Zunächst war ich mir nicht sicher, ob ich wirklich gehen sollte, schließlich musste ich mich auf eine Prüfung vorbereiten. Ich hatte mir als Thema die Geschlechterdifferenzen in Berufsverläufen am Beispiel der Medizin und Psychologie ausgesucht und nun lockte da diese Veranstaltung, die Queerfeminismus mit Ökonomiekritik verbinden will? Passt ja irgendwie, dachte ich, also hin.

Passte nur so halb, denn über das Aufzählen von Unterschieden waren sie da schon lange hinaus.

Individualisierung und Privatisierung von Gewalt. (Gewaltökonomien I)

Das war die erste Veranstaltung, auf der ich war. ,Was für ein Titel‘, dachte ich, was sind denn Gewaltökonomien?

Da saßen dann Theoretiker_innen und Praktiker_innen zusammen und stellten ihre Arbeit vor. Immer wieder ging es darum, wie neoliberalistische Strukturen dazu führen, dass Menschen, die von sexueller Gewalt betroffen sind, danach zusätzliche Ausgrenzung erfahren. Sei es durch die Denkweise, dass vermeintlich „richtiges“ Verhalten Krankheiten, gar psychische Störungen verhindere, sei es durch den Effizienzdruck, der auf Versorgungsstellen ausgeübt wird, sei es durch die unpersönliche Kommunikation von den Behörden oder durch psychologisierende Denkweisen.

Wenn z.B. eine Beraterin davon erzählte, wie schwierig es war, mal jemanden von der Behörde ans Telefon zu bekommen, um den Umzug einer Frau zu genehmigen, weil ihr Vergewaltiger ihre Wohnung kannte, und dass sie sich immer wieder erklären musste, dann war das ziemlich erschütternd.

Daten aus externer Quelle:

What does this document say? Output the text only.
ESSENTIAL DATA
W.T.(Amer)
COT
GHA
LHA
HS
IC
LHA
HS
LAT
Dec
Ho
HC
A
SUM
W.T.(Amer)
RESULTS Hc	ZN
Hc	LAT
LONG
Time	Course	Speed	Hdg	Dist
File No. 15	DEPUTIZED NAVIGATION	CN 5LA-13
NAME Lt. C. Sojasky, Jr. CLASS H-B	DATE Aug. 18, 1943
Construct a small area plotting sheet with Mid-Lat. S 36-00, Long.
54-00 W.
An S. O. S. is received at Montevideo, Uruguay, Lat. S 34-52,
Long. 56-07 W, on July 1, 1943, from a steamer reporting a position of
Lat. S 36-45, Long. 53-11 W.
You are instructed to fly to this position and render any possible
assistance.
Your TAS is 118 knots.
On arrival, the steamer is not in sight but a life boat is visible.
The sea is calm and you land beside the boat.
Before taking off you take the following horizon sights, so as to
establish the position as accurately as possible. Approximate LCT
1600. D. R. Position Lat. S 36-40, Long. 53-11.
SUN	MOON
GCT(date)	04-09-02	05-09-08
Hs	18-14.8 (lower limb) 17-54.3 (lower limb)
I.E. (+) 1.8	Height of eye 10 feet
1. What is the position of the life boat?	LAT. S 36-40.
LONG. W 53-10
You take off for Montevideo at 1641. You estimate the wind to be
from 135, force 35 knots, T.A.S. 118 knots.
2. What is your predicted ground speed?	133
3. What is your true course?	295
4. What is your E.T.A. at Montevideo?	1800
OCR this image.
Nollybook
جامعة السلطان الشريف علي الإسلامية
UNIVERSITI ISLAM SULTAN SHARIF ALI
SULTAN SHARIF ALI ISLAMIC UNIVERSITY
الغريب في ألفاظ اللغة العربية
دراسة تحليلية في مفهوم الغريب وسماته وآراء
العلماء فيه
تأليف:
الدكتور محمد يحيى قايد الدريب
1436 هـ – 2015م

Taking care of grandfather Marx?

Hier saß nun eine Arbeitsgruppe mit Gast auf einem Podium, das keines sein sollte und behauptete, dass Marx für die Analyse der Geschlechtsverhältnisse nicht geeignet sei, da er Reproduktionsarbeit, also nicht entlohnte Arbeit aus seiner Analyse systematisch ausgeklammert habe. Ihre Frage war nun, wie sich durch „doing gender“ diese Abwertung der Reproduktionsarbeit wieder aufheben ließe, zumal sie auch zunehmend monetarisiert wird.

Die Tiefe und Dichte der Vorträge beeindruckte mich immens, dennoch bin ich mir unsicher, ob sich mit Marx wirklich nicht feministische Probleme analysieren lassen. Wenn ich die Referent_innen richtig verstanden habe, kritisieren sie, dass bei Marx Reproduktionsarbeit hinten runter fällt, weil sie keinen Mehrwert schaffe. Würde jemand im Hotel putzen, schaffe er oder sie einen Mehrwert, anders dagegen beim zu Hause putzen. Nun ja. Leuchtet mir nicht ein, schon gar nicht, wenn dieses „private“ Putzen dann an eine Putzfrau abgegeben wird, um selbst arbeiten zu gehen. Da wird doch Mehrwert geschaffen? Da ich aber nicht so im Stoff stehe, kann ich auch nicht dagegen halten, aber ich will das noch lernen.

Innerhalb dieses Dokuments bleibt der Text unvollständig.